Pe Aung  (9 April 1917 – 5 July 2006) was a professor and author from Myanmar. Born in Malatto Village, Maubin to parents U Chan Tha and Daw Hla Zin, his most famous work is titled Book of Samatha.

Early life and education
When Pe Aung passed the matriculation Exam in Maubin, he continued to study at the University of Rangoon and earned M.A. degree. At the age of thirty, he got M.S. degree in Library Science from Columbia University.

Career
He served as a Director at the International Buddhist University, Chairman of Buddhist Research Association of Burma, Professor at Department of Philosophy, Rangoon University, Consultant in the Ministry of Education and Chairman of Research Association of Myanmar.

Literary work

In 1950, Pe Aung earned M.A. degree from the University of Rangoon by submitting Book of Samatha that is written in English.
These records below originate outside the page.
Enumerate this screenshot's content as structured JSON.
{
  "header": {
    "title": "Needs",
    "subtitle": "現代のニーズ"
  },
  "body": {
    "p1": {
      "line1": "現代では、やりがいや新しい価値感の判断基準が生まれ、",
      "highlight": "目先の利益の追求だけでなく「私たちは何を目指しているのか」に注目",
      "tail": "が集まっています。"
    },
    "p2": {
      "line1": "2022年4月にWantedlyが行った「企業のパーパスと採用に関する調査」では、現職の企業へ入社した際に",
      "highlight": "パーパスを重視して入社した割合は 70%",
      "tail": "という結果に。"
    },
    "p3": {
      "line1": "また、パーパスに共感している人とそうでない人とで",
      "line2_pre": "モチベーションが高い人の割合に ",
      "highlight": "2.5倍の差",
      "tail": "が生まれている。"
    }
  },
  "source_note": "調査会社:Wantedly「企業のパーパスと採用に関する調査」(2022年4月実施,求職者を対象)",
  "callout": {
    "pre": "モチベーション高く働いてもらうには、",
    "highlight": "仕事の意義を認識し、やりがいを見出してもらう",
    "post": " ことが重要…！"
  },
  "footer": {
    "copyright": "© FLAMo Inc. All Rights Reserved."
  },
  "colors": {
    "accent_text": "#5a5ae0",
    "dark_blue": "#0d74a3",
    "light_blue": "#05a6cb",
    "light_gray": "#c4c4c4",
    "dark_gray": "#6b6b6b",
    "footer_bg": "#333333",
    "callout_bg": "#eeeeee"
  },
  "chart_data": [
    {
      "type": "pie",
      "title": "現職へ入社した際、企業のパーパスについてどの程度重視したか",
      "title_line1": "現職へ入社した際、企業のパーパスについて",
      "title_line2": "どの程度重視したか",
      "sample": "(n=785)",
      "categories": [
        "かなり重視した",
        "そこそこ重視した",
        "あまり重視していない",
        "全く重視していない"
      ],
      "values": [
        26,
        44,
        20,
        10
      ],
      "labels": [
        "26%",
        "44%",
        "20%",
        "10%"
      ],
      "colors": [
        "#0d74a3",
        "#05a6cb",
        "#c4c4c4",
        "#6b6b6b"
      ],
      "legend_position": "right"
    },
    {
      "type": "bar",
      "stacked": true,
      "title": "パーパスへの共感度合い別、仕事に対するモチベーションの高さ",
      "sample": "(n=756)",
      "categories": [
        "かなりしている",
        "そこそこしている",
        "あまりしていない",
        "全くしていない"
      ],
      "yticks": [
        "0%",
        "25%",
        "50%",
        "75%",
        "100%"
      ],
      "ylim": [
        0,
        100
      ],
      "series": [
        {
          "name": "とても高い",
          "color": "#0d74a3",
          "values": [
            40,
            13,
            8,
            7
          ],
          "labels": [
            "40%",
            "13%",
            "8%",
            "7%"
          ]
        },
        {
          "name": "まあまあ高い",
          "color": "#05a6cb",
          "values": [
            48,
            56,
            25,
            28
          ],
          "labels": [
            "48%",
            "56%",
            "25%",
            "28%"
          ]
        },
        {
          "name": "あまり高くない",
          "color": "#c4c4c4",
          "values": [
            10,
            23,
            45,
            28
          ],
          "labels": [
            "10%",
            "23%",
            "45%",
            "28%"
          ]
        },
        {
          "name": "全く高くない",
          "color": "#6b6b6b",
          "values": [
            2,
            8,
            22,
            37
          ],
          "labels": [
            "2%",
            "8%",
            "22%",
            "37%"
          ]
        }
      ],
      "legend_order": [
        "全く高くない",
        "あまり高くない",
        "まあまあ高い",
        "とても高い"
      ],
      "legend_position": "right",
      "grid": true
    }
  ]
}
This book was translated into Burmese by U Aung Tin in 1952. "The nature of developing mind", published in 1977 was also the Burmese version of it translated by Nanda Thein Zan.

Hypnotism and Applied Psychology

In 1970s, while Pe Aung served as a director at Kaba Aye Buddhist University, he taught his pupils the various methods of Samatha as well as Hypnotism and Applied Psychology.

References

 U Pe Aung (2008). "Hypnotism and Psycho-Physiological Health", (in Burmese) Yan Aung Press, Yangon.